Stanley also addresses some national news, specifically a strike that is happening in the meat packaging industry. The meat packer strike was one in a wave of labor strikes that washed across the country in the 18 months after VJ Day. Stanley expresses his opinion. “Here’s what I cannot understand. As soon as the war started all the companies raised the prices on everything and kept raising the prices till the war ended but would not give their employees a raise in pay. Now that the war is over and the companies have pocketed enough money, the poor worker asks for a raise in pay and they won’t give it to them. …I remember the sugar you could buy 5 lbs for 20 cents. Now you pay somewhere in the vicinity of 30 cents. Butter has gone up sky high and they intend to raise the price up higher. ..A dollar bill is not worth anything anymore.”
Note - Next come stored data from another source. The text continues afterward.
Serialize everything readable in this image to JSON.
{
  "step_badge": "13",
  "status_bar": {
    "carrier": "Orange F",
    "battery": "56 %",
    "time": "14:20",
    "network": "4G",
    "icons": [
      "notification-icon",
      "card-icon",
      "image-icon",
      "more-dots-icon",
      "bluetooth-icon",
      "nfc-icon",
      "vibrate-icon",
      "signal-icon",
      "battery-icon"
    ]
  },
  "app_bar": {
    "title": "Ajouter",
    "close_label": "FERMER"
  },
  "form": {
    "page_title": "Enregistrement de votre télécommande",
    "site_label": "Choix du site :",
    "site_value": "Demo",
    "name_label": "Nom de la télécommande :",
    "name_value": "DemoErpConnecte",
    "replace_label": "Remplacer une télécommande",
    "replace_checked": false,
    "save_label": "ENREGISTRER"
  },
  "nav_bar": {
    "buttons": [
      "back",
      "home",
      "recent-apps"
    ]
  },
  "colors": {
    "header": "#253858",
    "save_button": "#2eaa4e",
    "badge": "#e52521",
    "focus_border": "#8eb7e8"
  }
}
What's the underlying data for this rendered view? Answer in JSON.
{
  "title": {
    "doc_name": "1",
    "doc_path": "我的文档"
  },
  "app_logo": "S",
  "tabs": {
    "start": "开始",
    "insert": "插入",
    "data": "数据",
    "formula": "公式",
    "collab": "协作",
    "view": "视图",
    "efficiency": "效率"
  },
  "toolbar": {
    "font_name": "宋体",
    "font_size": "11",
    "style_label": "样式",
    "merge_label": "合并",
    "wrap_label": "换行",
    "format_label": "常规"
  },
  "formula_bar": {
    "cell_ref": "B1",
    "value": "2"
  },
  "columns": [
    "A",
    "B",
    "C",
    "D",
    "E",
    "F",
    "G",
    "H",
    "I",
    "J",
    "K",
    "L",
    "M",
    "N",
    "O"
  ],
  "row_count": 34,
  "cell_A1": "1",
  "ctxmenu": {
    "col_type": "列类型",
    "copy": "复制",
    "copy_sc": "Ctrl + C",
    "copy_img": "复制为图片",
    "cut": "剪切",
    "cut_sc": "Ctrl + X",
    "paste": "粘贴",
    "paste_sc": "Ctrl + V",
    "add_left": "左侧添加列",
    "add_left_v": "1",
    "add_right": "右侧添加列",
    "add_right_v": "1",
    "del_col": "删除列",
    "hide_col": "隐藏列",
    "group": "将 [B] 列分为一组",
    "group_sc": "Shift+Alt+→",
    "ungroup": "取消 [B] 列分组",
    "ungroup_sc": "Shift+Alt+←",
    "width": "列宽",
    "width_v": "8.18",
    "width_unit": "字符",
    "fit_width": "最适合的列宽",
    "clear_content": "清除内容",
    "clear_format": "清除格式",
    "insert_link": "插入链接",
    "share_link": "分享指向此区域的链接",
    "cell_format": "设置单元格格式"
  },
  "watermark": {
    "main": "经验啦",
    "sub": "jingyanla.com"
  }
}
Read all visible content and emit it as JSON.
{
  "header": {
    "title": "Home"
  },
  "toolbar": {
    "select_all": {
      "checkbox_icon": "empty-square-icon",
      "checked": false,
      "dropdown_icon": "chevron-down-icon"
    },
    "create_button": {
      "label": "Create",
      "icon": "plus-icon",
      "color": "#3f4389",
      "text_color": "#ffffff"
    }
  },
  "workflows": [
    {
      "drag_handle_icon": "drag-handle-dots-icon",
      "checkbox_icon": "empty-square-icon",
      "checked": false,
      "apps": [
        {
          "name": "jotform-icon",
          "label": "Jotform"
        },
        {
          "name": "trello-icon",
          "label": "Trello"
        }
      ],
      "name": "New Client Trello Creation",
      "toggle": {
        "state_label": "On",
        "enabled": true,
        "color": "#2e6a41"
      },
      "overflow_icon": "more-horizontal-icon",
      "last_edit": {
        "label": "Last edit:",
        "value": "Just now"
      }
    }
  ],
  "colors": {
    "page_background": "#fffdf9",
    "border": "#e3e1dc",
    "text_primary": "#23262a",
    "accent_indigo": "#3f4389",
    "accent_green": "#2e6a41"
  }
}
He also addresses “criticisms regarding the demobilizations….and all the meetings and mass demonstrations.” He recalls hearing on the radio “that they had enough ships to bring all the GIs home,” and “heard one fellow saying that he read in the New York paper where the Government dumped into the ocean brand new B17’s and B24’s… Why couldn’t they use them to bring the GI’s home? If they say they don’t have enough pilots why don’t they contract airline pilots to fly the planes back and forth in a ferry system? …Why didn’t they take the guys who have been in the States a long period of time and have not seen overseas service and send them to replace men with service overseas? Now they are planning to recall into the Army and Navy men who were discharged and did not even complete six months service. …the whole system is really screwed up if you ask me.” Interestingly enough, both the issue of demobilization and news of labor strikes are covered in the base newsletter that Dad had mailed home in his letter a day or two earlier, a letter which Stanley certainly had not received when he was writing his.
As far as some of their friends and family who were in uniform, Stanley writes that there is no news on whether Vincent Morawski is back in the states yet. Stanley mentions seeing their cousin Eddie Waskiewicz and his wife Ruth on the trolley on his way home from work. He writes that Eddie is a Staff Sergeant “stationed at Fort Dix and is briefing officers who go through the separation center before they get their discharge form the Army.” Stanley also makes mention of Billy Lubinski in that “he was to have went to Alaska as a replacement …but the orders were changed and they just turned around in the Pacific and came back to the States.”
Stanley signs off with wishes to Dad that “God bless you and keep you safe and sound.”